Edith K. Holocaust testimony (HVT-2108) interviewed by Gillian Green Douek
- London, England : British Video Archive for Holocaust Testimonies, 1992
- Interview Date
- November 11, 1992.
- 2 copies: 3/4 in. dub; and 1/2 in. VHS with time coding.
- Cite As
- Edith K. Holocaust Testimony (HVT-2108). Fortunoff Video Archive for Holocaust Testimonies, Yale University Library.

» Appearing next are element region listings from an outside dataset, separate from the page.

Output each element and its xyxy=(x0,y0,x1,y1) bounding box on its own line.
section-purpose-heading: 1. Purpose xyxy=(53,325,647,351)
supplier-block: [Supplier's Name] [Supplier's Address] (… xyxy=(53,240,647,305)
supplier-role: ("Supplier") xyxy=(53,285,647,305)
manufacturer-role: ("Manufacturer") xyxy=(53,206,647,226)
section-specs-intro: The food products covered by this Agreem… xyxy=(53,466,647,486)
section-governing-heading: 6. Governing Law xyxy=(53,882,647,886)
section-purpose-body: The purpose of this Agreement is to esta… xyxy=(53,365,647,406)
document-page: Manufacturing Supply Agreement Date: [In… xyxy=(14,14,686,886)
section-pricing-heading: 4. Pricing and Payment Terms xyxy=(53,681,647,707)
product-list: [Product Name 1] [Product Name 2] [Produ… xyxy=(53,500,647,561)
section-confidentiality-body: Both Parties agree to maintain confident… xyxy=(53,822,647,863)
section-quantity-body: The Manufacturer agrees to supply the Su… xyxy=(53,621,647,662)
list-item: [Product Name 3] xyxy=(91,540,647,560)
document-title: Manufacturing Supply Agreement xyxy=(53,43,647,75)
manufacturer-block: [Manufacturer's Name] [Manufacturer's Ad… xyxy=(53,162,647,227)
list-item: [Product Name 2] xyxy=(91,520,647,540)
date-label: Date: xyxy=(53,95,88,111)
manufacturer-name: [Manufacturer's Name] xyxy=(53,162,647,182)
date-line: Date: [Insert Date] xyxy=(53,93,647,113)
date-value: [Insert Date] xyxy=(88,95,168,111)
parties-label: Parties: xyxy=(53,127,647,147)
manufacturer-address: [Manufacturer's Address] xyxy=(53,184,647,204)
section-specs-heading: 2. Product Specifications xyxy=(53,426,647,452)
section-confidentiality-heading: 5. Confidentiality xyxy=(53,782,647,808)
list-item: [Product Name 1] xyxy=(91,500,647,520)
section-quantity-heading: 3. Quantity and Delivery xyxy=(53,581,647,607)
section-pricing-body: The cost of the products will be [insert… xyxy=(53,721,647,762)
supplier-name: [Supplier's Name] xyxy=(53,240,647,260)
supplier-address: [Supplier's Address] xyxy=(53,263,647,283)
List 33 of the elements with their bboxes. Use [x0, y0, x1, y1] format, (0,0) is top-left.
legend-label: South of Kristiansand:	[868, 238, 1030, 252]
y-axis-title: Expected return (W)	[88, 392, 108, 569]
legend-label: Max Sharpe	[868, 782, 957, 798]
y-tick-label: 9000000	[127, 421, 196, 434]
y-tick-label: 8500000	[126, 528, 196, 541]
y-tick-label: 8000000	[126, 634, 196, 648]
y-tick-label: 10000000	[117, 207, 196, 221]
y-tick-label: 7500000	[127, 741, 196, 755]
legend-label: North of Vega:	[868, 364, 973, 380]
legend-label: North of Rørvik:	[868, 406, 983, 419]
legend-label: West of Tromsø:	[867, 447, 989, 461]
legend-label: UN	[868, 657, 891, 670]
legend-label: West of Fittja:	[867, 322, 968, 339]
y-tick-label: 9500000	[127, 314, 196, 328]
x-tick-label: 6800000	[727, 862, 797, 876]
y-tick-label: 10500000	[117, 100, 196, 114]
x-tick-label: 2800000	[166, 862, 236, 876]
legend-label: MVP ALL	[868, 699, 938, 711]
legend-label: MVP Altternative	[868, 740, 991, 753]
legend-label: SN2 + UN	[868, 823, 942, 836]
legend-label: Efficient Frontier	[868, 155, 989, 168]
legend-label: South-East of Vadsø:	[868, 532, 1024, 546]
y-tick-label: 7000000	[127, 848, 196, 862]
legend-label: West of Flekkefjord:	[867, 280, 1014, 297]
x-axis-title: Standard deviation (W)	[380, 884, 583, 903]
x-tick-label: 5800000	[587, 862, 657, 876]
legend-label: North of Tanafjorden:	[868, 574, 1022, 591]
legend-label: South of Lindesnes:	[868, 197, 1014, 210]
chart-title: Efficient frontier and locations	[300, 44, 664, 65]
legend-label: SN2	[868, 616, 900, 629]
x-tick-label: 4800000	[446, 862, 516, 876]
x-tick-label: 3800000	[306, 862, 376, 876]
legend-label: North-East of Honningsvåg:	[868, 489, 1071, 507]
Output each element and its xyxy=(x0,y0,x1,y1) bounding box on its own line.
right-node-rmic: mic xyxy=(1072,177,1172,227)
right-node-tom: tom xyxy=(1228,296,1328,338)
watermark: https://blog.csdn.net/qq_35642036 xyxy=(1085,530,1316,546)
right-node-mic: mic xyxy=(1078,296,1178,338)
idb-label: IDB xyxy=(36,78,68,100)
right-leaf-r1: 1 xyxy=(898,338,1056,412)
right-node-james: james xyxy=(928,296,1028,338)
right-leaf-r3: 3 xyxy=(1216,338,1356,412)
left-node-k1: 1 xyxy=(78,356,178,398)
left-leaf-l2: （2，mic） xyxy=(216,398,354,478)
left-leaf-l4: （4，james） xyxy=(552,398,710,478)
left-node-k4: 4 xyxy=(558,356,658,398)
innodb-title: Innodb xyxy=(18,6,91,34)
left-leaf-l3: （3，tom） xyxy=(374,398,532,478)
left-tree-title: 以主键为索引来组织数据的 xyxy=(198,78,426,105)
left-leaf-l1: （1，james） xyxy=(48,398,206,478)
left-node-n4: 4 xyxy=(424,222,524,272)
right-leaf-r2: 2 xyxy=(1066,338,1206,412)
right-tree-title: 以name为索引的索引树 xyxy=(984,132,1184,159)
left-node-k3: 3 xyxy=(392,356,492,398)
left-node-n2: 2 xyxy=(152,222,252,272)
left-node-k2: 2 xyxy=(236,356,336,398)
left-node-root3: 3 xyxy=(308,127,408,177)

Videotape testimony of Edith K., who was born in 1929, in Vác, Hungary, the oldest of four children. She recalls a close and large extended family; pervasive antisemitism; her family's orthodoxy; Austrian cousins arriving after Kristallnacht; uncles serving in Hungarian slave labor battalions; hiding Czech cousins; her uncles' return in early 1944; German invasion; anti-Jewish restrictions; removal of all men for slave labor; receiving letters from her father (she still has some); forced relocation to a brick factory in Monor; deportation to Auschwitz/Birkenau; separation from her mother and siblings; others "mothering" her since she was the youngest; bonding with a cousin and four other girls; playing word games and talking about food; brief hospitalization; cousins bringing her food and clothing; re-hospitalization; selection for gassing by Josef Mengele; a cousin, who was a physician, obtaining her release from Mengele; selection for gassing in October; her group not being gassed due to the Sonderkommando revolt; celebrating Hanukkah with her cousins; a death march and train transport to Ravensbrück in January; hospitalization; amputation of her toes; liberation by Soviet troops; traveling to Prague with others from her town; Red Cross assistance; hospitalization for tuberculosis; learning her father had perished; joining relatives in Bratislava, then Budapest; assistance from the Joint; emigration to join an aunt in London; treatment in a sanitarium in Davos; returning to London in April 1948; marriage in 1954; and raising four children.
Ms. K. discusses wanting to survive for her father; satisfaction from her children and grandchildren; mourning for her family and all those killed who have no survivors; and sharing prewar memories with her family. She shows photographs.